Technical information
- Facility ID: 23323
- Class: D
- Power: 1,000 watts day 100 watts night
- Transmitter coordinates: 33°18′50″N 81°4′43″W﻿ / ﻿33.31389°N 81.07861°W

Links
- Website: Voorhees.edu/WVCD

= WVCD =

WVCD (790 kHz) is a non-commercial AM radio station licensed to both Bamberg, South Carolina, and Denmark, South Carolina. The station is owned by historically black Voorhees College. The college is affiliated with the Episcopal Church and has its campus in Denmark, SC. WVCD is partially run by students and has a radio format which includes urban contemporary, urban gospel, and Christian talk and teaching programs.

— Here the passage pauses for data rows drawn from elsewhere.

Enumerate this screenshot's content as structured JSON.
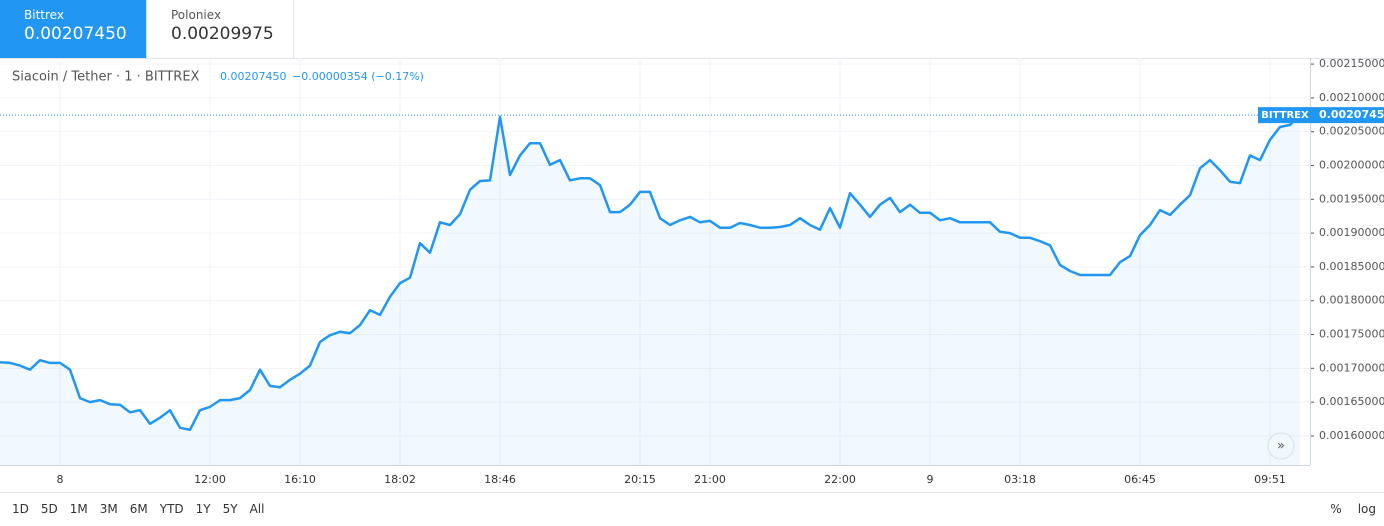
{
  "tabs": [
    {
      "name": "Bittrex",
      "price": "0.00207450"
    },
    {
      "name": "Poloniex",
      "price": "0.00209975"
    }
  ],
  "timeframes": [
    "1D",
    "5D",
    "1M",
    "3M",
    "6M",
    "YTD",
    "1Y",
    "5Y",
    "All"
  ],
  "scale_buttons": [
    "%",
    "log"
  ],
  "chart_data": {
    "type": "area",
    "title": "Siacoin / Tether · 1 · BITTREX",
    "last_value": "0.00207450",
    "change": "−0.00000354 (−0.17%)",
    "price_line": {
      "source": "BITTREX",
      "value": 0.0020745,
      "label": "0.00207450"
    },
    "categories": [
      null,
      null,
      null,
      null,
      null,
      null,
      "8",
      null,
      null,
      null,
      null,
      null,
      null,
      null,
      null,
      null,
      null,
      null,
      null,
      null,
      null,
      "12:00",
      null,
      null,
      null,
      null,
      null,
      null,
      null,
      null,
      "16:10",
      null,
      null,
      null,
      null,
      null,
      null,
      null,
      null,
      null,
      "18:02",
      null,
      null,
      null,
      null,
      null,
      null,
      null,
      null,
      null,
      "18:46",
      null,
      null,
      null,
      null,
      null,
      null,
      null,
      null,
      null,
      null,
      null,
      null,
      null,
      "20:15",
      null,
      null,
      null,
      null,
      null,
      null,
      "21:00",
      null,
      null,
      null,
      null,
      null,
      null,
      null,
      null,
      null,
      null,
      null,
      null,
      "22:00",
      null,
      null,
      null,
      null,
      null,
      null,
      null,
      null,
      "9",
      null,
      null,
      null,
      null,
      null,
      null,
      null,
      null,
      "03:18",
      null,
      null,
      null,
      null,
      null,
      null,
      null,
      null,
      null,
      null,
      null,
      "06:45",
      null,
      null,
      null,
      null,
      null,
      null,
      null,
      null,
      null,
      null,
      null,
      null,
      "09:51",
      null,
      null,
      null
    ],
    "series": [
      {
        "name": "BITTREX",
        "color": "#2196f3",
        "values": [
          0.001709,
          0.001708,
          0.001704,
          0.001698,
          0.001712,
          0.001708,
          0.001708,
          0.001698,
          0.001656,
          0.00165,
          0.001653,
          0.001647,
          0.001646,
          0.001635,
          0.001638,
          0.001618,
          0.001627,
          0.001638,
          0.001612,
          0.001609,
          0.001638,
          0.001643,
          0.001653,
          0.001653,
          0.001656,
          0.001668,
          0.001698,
          0.001674,
          0.001672,
          0.001683,
          0.001692,
          0.001704,
          0.001739,
          0.001749,
          0.001754,
          0.001752,
          0.001764,
          0.001786,
          0.001779,
          0.001806,
          0.001826,
          0.001834,
          0.001885,
          0.001871,
          0.001916,
          0.001912,
          0.001928,
          0.001964,
          0.001977,
          0.001978,
          0.002072,
          0.001986,
          0.002015,
          0.002033,
          0.002033,
          0.002001,
          0.002008,
          0.001978,
          0.001981,
          0.001981,
          0.001971,
          0.001931,
          0.001931,
          0.001942,
          0.001961,
          0.001961,
          0.001922,
          0.001912,
          0.001919,
          0.001924,
          0.001916,
          0.001918,
          0.001908,
          0.001908,
          0.001915,
          0.001912,
          0.001908,
          0.001908,
          0.001909,
          0.001912,
          0.001922,
          0.001912,
          0.001905,
          0.001937,
          0.001908,
          0.001959,
          0.001942,
          0.001924,
          0.001942,
          0.001952,
          0.001931,
          0.001942,
          0.00193,
          0.00193,
          0.001919,
          0.001922,
          0.001916,
          0.001916,
          0.001916,
          0.001916,
          0.001902,
          0.0019,
          0.001893,
          0.001893,
          0.001888,
          0.001882,
          0.001853,
          0.001844,
          0.001838,
          0.001838,
          0.001838,
          0.001838,
          0.001857,
          0.001866,
          0.001897,
          0.001912,
          0.001934,
          0.001927,
          0.001942,
          0.001956,
          0.001996,
          0.002008,
          0.001993,
          0.001976,
          0.001974,
          0.002015,
          0.002008,
          0.002038,
          0.002057,
          0.00206,
          0.0020745
        ]
      }
    ],
    "ylim": [
      0.001557,
      0.002159
    ],
    "yticks": [
      {
        "value": 0.0016,
        "label": "0.00160000"
      },
      {
        "value": 0.00165,
        "label": "0.00165000"
      },
      {
        "value": 0.0017,
        "label": "0.00170000"
      },
      {
        "value": 0.00175,
        "label": "0.00175000"
      },
      {
        "value": 0.0018,
        "label": "0.00180000"
      },
      {
        "value": 0.00185,
        "label": "0.00185000"
      },
      {
        "value": 0.0019,
        "label": "0.00190000"
      },
      {
        "value": 0.00195,
        "label": "0.00195000"
      },
      {
        "value": 0.002,
        "label": "0.00200000"
      },
      {
        "value": 0.00205,
        "label": "0.00205000"
      },
      {
        "value": 0.0021,
        "label": "0.00210000"
      },
      {
        "value": 0.00215,
        "label": "0.00215000"
      }
    ],
    "grid": true
  }
}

By day, WVCD is powered at 1,000 watts. But to reduce interference to other stations on 790 AM, at night, it reduces power to 100 watts. It uses a non-directional antenna at all times.

==History==
The station went on the air as WRIT on 1993-03-15. On 2004-01-30, the station changed its call sign to the current WVCD.